Change Technician checklist
-
Check if all items below are complete: - The change plan is technically accurate.
- This Change Issue is linked to the appropriate Issue and/or Epic
- Change has been tested in staging and results are noted in a comment on this issue.
- A dry-run has been conducted and results are noted in a comment on this issue.
- The change execution window respects the Production Change Lock periods.
- For C1 and C2 change issues, the change event is added to the GitLab Production calendar.
- For C1 and C2 change issues, the SRE on-call has been informed before the change is rolled out. (In the #production channel, mention
@sre-oncall
and this issue and await their acknowledgement.) - For C1 and C2 change issues, the SRE on-call provided approval with the eoc_approved label on the issue.

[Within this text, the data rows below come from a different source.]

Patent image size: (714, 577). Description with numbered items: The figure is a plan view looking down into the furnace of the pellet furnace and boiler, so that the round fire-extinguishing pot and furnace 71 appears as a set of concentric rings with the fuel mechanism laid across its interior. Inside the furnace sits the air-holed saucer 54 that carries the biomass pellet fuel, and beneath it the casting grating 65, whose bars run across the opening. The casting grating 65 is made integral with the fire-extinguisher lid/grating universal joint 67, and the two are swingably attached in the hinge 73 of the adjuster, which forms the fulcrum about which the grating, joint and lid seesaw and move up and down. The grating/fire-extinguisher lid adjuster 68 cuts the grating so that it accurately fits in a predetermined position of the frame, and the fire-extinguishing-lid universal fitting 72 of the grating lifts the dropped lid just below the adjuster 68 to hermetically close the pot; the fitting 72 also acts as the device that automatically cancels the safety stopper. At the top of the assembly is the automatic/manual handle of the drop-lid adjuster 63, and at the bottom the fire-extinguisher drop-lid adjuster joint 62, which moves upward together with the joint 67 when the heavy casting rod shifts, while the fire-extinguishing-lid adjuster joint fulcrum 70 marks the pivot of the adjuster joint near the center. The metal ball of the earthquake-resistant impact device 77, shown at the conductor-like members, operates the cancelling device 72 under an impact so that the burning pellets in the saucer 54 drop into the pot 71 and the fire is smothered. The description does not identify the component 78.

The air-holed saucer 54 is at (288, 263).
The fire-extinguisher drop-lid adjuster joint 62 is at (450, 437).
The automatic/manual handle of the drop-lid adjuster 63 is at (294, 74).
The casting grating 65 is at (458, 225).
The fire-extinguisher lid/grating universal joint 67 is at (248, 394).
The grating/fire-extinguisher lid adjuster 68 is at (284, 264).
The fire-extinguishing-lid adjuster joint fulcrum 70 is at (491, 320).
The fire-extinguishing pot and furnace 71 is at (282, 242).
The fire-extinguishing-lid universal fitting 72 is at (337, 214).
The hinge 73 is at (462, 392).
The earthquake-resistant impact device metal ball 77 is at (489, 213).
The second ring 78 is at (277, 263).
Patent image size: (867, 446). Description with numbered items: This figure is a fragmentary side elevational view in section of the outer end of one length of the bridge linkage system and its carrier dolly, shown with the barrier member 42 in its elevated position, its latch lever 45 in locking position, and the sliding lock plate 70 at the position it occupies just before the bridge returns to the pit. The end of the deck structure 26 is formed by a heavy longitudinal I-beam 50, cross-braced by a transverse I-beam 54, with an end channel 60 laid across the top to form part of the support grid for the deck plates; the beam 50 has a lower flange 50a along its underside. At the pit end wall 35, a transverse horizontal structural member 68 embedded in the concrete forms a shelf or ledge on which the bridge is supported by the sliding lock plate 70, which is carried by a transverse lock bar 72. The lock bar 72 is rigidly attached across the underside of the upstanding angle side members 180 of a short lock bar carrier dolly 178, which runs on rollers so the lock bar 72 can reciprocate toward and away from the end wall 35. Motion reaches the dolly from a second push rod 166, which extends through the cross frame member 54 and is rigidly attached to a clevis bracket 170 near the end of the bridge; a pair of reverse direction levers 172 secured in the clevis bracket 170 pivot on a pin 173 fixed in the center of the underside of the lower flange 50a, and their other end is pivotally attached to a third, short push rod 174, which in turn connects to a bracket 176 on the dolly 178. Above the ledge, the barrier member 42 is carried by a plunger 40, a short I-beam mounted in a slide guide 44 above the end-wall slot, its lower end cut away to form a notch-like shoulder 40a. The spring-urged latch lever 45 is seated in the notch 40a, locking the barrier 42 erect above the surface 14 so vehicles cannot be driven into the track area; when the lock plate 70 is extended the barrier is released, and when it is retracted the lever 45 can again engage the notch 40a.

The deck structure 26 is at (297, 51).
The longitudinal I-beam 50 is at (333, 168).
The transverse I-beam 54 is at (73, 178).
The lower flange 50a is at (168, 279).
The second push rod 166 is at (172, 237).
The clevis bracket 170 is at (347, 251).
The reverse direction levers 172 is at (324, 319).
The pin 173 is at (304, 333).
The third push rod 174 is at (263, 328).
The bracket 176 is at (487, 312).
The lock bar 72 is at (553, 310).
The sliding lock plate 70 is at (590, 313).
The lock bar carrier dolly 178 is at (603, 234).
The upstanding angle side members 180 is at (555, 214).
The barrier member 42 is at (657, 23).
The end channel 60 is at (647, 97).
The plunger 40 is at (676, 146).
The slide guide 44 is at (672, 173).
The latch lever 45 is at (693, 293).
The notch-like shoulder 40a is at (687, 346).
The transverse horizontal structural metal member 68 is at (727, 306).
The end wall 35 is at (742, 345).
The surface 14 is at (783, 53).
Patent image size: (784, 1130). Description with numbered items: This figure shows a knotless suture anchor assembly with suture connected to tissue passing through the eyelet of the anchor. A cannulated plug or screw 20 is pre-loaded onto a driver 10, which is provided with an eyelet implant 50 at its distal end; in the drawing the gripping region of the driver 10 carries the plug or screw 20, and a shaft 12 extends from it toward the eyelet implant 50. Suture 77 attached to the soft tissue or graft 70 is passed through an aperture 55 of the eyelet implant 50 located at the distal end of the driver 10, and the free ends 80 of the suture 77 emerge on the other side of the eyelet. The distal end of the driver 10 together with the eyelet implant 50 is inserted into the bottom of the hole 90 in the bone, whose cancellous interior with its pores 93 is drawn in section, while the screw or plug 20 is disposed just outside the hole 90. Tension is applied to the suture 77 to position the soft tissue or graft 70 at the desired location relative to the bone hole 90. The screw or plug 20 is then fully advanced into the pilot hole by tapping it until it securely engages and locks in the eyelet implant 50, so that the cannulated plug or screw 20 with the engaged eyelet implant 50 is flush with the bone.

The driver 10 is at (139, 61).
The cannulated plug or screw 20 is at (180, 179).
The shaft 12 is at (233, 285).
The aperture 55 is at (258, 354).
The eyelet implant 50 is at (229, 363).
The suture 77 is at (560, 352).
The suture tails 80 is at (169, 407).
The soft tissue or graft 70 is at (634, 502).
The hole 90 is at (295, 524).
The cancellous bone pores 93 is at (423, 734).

- For C1 and C2 change issues, the Infrastructure Manager provided approval with the manager_approved label on the issue.
- Release managers have been informed prior to any C1, C2, or blocks deployments change being rolled out. (In the #production channel, mention
@release-managers
and this issue and await their acknowledgement.) - There are currently no active incidents that are severity1 or severity2
- If the change involves doing maintenance on a database host, an appropriate silence targeting the host(s) should be added for the duration of the change.